On 10/9/2013 12:57 PM, adm1n wrote:
My index contains documents which could be a single word or a short sentence
which contains up to 4-5 words. I need to return documents, which "starts
with" only from the searched pattern.
in regex it would be [^my_query].
for example, for a docs:
black
beautiful black cat
cat
cat is black
black cat
and for the query: "black"
only "black" and "black cat" should be returned.
The text field I'm using is as follows:
<fieldType name="text_general_aa" class="solr.TextField"
positionIncrementGap="100">
<analyzer type="index">
<tokenizer class="solr.WhitespaceTokenizerFactory"/>
<filter class="solr.NGramFilterFactory" minGramSize="4"
maxGramSize="15" side="front"/>
<filter class="solr.LowerCaseFilterFactory"/>
</analyzer>
<analyzer type="query">
<tokenizer class="solr.WhitespaceTokenizerFactory"/>
<filter class="solr.NGramFilterFactory" minGramSize="4"
maxGramSize="15" side="front"/>
<filter class="solr.LowerCaseFilterFactory"/>
</analyzer>
</fieldType>
Solr version is 4.2
thanks!
The presence of either the whitespace tokenizer or the NGram filter make
this impossible, because they both break the indexed value into smaller
pieces. Together, they *really* break things up.
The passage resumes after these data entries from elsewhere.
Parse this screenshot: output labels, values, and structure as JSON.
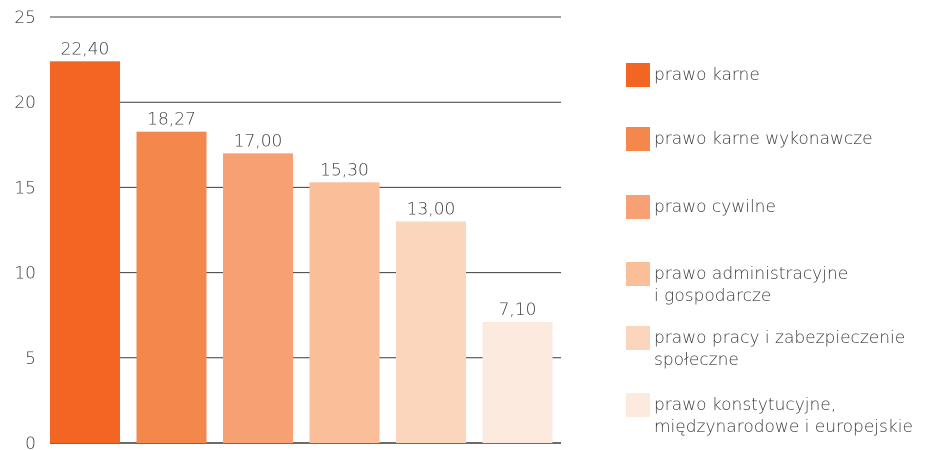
{
  "chart_data": {
    "type": "bar",
    "categories": [
      "prawo karne",
      "prawo karne wykonawcze",
      "prawo cywilne",
      "prawo administracyjne\ni gospodarcze",
      "prawo pracy i zabezpieczenie\nspołeczne",
      "prawo konstytucyjne,\nmiędzynarodowe i europejskie"
    ],
    "values": [
      22.4,
      18.27,
      17.0,
      15.3,
      13.0,
      7.1
    ],
    "value_labels": [
      "22,40",
      "18,27",
      "17,00",
      "15,30",
      "13,00",
      "7,10"
    ],
    "colors": [
      "#f26522",
      "#f4874b",
      "#f7a073",
      "#fabe99",
      "#fcd5bd",
      "#fdeadf"
    ],
    "yticks": [
      "0",
      "5",
      "10",
      "15",
      "20",
      "25"
    ],
    "ylim": [
      0,
      25
    ],
    "grid": true,
    "legend_position": "right"
  }
}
Matching is done on a
per-term basis, and these two components in your analysis chain ensure
that "black" will be a term for all of those input documents, whether it
appears at the beginning, middle, or end.
If you set up a copyField to a new field whose fieldType uses the
Keyword tokenizer (which treats the entire string as a single token) and
the lowercase filter, you would be able use the regex support in Solr
4.x and have this as your query string:
newfield:/^black/
Thanks,
Shawn